Parameter | Percentage of defatted fish egg protein concentrate | ||
---|---|---|---|
0 | 10 | 20 | |
Appearance | 8.2 ± 0.18 | 8.1 ± 0.15 | 7.8 ± 0.19 |
Colour | 8.0 ± 0.21 | 7.8 ± 0.16 | 7.6 ± 0.20 |
Flavour | 8.0 ± 0.25 | 7.5 ± 0.11 | 7.2 ± 0.18 |
Taste | 8.0 ± 0.33 | 7.8 ± 0.22 | 7.5 ± 0.15 |
Overall quality | 8.0 ± 0.10 | 7.8 ± 0.24 | 7.5 ± 0.25 |
(n = 3)
Conclusion
This study has presented the data on crude protein, crude fat, total ash, moisture, crude fiber, carbohydrates and some functional properties of Cirrhinus mrigala fish roe protein concentrates. The present study indicated protein concentrates from Cirrhinus mrigala roe have significant amount of protein as well as iron and phosphorous contents.
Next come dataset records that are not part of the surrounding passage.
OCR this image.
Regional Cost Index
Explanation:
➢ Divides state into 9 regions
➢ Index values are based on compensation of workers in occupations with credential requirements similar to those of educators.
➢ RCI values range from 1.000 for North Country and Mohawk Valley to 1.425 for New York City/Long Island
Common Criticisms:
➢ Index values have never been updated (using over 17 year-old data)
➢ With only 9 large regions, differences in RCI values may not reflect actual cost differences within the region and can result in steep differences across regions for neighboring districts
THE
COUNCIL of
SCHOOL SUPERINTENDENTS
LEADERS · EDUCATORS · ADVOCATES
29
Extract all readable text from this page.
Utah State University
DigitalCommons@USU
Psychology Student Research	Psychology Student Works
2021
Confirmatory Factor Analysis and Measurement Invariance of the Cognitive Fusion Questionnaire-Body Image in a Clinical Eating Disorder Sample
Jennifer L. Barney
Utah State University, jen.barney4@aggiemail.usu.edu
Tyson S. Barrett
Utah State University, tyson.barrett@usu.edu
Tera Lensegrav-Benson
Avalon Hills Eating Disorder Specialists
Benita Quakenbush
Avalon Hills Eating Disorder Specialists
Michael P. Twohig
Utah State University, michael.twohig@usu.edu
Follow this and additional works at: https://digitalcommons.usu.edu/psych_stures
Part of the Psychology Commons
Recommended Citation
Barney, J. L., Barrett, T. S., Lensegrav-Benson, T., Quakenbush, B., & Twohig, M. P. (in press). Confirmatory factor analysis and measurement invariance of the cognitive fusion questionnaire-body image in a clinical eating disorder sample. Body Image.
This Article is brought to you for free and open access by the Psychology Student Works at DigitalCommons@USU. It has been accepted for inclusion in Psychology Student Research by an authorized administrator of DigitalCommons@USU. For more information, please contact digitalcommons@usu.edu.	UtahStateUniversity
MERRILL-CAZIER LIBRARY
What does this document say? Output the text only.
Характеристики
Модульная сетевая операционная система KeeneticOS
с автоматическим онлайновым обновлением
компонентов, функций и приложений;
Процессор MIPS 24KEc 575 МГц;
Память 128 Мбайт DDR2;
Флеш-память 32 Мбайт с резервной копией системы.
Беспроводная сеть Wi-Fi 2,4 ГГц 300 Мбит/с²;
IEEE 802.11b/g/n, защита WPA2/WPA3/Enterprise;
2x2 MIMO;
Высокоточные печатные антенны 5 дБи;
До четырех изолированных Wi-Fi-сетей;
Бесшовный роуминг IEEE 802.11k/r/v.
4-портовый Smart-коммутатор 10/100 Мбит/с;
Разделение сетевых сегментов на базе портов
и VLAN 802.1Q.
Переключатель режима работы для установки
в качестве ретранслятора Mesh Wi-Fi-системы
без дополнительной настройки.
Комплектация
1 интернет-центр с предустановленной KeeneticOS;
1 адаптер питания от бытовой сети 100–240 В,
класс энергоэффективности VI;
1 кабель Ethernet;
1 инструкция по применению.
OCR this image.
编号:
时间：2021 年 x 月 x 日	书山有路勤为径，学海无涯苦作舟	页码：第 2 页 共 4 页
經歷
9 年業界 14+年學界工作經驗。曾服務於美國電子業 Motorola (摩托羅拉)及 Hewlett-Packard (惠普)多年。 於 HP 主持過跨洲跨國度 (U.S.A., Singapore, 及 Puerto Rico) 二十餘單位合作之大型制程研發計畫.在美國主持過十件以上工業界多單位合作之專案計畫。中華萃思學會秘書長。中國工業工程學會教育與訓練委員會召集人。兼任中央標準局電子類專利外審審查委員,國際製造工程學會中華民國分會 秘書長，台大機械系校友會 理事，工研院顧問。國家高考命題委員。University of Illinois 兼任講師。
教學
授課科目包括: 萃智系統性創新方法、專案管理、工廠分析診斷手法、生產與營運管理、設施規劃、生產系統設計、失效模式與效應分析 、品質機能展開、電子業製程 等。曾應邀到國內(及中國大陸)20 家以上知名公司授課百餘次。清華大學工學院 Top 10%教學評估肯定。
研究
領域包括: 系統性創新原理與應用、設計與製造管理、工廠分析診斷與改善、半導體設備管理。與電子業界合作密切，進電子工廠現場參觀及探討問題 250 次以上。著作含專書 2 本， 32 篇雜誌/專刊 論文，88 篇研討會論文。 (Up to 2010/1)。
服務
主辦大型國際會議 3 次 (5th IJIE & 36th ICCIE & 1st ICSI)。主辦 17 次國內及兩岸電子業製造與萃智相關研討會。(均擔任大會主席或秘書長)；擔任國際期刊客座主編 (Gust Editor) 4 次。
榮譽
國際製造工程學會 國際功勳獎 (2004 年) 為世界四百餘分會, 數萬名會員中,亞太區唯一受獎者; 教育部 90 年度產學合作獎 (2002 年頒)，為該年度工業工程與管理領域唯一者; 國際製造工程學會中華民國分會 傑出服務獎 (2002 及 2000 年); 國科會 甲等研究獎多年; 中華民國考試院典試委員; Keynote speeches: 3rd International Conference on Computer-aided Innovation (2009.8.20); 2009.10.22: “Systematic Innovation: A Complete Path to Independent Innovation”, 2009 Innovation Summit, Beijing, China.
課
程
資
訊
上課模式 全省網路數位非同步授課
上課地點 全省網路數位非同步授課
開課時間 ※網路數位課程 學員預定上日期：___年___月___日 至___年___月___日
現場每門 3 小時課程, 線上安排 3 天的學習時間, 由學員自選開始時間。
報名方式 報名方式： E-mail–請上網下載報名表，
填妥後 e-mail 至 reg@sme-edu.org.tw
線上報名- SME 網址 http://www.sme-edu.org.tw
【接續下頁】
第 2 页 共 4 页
Dehydrated and defatted fish roe protein concentrates may potentially serve as a good source of protein with desirable functional properties. Therefore, these protein concentrates could be used as protein supplements and functional ingredients in human diets. This fish roe could be an economic and alternative protein source to alleviate protein malnutrition in developing countries.
Acknowledgement
The authors thank V. Prakash, Director, Central Food Technological Research Institute, Mysore, for his keen interest in the work. The authors would also like to thank Department of Biotechnology (DBT), Government of India for their financial assistance.